Moreover, until the 1970s, colleges expected basketball players to stay around for four years. In fact, athletes couldn’t play varsity ball until they were sophomores. That gave college coaches an incentive to recruit players who might be long-term projects instead of the current emphasis on one-and-done prodigies.

An extreme example of the slow-maturing white guy: 7'4" 290 pound Mark Eaton. At age 24, after having spent three years as an auto mechanic, he was averaging only two minutes per game as the backup center at UCLA because he still looked dorky. But he went on to set a bundle of shot-blocking records for the Utah Jazz.

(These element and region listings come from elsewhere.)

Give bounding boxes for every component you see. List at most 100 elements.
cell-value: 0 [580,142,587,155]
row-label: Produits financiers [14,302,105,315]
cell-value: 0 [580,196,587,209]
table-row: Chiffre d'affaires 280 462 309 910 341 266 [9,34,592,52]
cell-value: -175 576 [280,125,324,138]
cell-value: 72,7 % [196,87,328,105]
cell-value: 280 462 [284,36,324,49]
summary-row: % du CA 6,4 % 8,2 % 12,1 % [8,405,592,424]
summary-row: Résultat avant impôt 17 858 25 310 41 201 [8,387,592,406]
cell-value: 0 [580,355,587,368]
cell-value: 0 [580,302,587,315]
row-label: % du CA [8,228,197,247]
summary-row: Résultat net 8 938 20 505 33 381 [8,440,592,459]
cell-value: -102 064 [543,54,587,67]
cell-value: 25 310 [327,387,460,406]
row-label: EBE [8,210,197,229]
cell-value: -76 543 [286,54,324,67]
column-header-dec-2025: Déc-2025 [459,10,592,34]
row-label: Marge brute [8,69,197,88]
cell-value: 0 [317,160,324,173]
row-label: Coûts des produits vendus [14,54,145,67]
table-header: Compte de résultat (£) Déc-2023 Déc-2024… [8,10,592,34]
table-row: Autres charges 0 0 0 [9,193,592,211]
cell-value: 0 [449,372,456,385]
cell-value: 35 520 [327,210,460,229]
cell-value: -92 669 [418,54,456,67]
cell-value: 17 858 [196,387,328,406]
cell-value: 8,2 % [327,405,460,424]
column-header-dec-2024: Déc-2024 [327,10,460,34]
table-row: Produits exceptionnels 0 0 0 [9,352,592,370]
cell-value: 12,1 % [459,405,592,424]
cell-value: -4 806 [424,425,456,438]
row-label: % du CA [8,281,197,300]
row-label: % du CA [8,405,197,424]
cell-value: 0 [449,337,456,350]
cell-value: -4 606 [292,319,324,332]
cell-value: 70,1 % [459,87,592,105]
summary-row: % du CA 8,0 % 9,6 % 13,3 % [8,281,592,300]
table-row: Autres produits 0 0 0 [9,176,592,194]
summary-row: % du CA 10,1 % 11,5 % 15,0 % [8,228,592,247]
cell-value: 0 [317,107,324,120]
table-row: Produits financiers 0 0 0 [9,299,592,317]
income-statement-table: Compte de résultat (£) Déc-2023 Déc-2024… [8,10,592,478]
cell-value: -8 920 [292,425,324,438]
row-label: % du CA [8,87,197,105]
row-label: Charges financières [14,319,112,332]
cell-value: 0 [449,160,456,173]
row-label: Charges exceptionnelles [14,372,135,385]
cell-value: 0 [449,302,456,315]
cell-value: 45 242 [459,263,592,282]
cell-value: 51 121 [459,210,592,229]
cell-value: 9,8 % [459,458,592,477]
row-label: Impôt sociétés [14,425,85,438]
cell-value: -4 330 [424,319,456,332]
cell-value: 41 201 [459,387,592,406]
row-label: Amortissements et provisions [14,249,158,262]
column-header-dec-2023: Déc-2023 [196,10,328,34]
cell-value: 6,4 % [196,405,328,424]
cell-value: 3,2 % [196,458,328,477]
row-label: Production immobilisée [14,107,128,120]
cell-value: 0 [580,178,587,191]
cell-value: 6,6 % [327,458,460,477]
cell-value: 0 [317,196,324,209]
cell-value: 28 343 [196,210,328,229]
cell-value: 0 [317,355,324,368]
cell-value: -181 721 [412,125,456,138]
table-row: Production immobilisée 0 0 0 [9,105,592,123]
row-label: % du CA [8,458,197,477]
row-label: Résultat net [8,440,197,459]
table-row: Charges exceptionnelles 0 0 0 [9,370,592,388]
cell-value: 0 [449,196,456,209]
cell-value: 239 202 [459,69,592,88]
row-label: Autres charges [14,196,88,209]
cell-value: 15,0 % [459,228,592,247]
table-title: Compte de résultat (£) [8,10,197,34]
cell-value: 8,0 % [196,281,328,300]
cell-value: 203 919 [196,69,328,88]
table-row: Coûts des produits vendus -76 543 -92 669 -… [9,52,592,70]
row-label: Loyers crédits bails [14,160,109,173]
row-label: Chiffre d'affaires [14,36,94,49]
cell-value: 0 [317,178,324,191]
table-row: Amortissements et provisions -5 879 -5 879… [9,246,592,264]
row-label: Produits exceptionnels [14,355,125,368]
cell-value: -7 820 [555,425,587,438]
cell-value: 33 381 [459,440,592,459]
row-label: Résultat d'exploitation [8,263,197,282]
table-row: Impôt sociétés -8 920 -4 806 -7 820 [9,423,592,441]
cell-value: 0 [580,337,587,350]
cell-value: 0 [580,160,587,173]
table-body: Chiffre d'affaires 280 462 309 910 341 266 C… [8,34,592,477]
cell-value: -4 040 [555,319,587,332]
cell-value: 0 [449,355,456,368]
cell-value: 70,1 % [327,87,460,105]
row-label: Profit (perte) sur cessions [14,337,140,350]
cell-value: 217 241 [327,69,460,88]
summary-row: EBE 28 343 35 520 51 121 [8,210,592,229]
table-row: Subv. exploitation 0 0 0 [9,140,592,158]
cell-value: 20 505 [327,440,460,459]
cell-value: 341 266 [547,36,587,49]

A more typical case: a seven-footer named Paul Mokeski. When I was in high school, Mokeski was the center for archrival Crespi High. As a junior, he was painfully uncoordinated. But when he was a senior, my school’s team could barely get a shot off against him. By age 18, he'd started to figure out how to control his body. He went off to the University of Kansas and by the time he was a senior there he was a pretty good college basketball player. He then enjoyed a dozen years in the NBA as a backup center.

That’s the kind of slow ripening impossible in today’s turbocharged American youth basketball pipeline.

In contrast, Dirk Nowitzki grew up in a country where most basketball players don’t see themselves as the leading representatives of a different, adversarial culture. Instead, they are just tall guys in a homogenous society.

Diversity (as we all know) is strength! It’s also…some paradoxical, and perturbing, counter currents.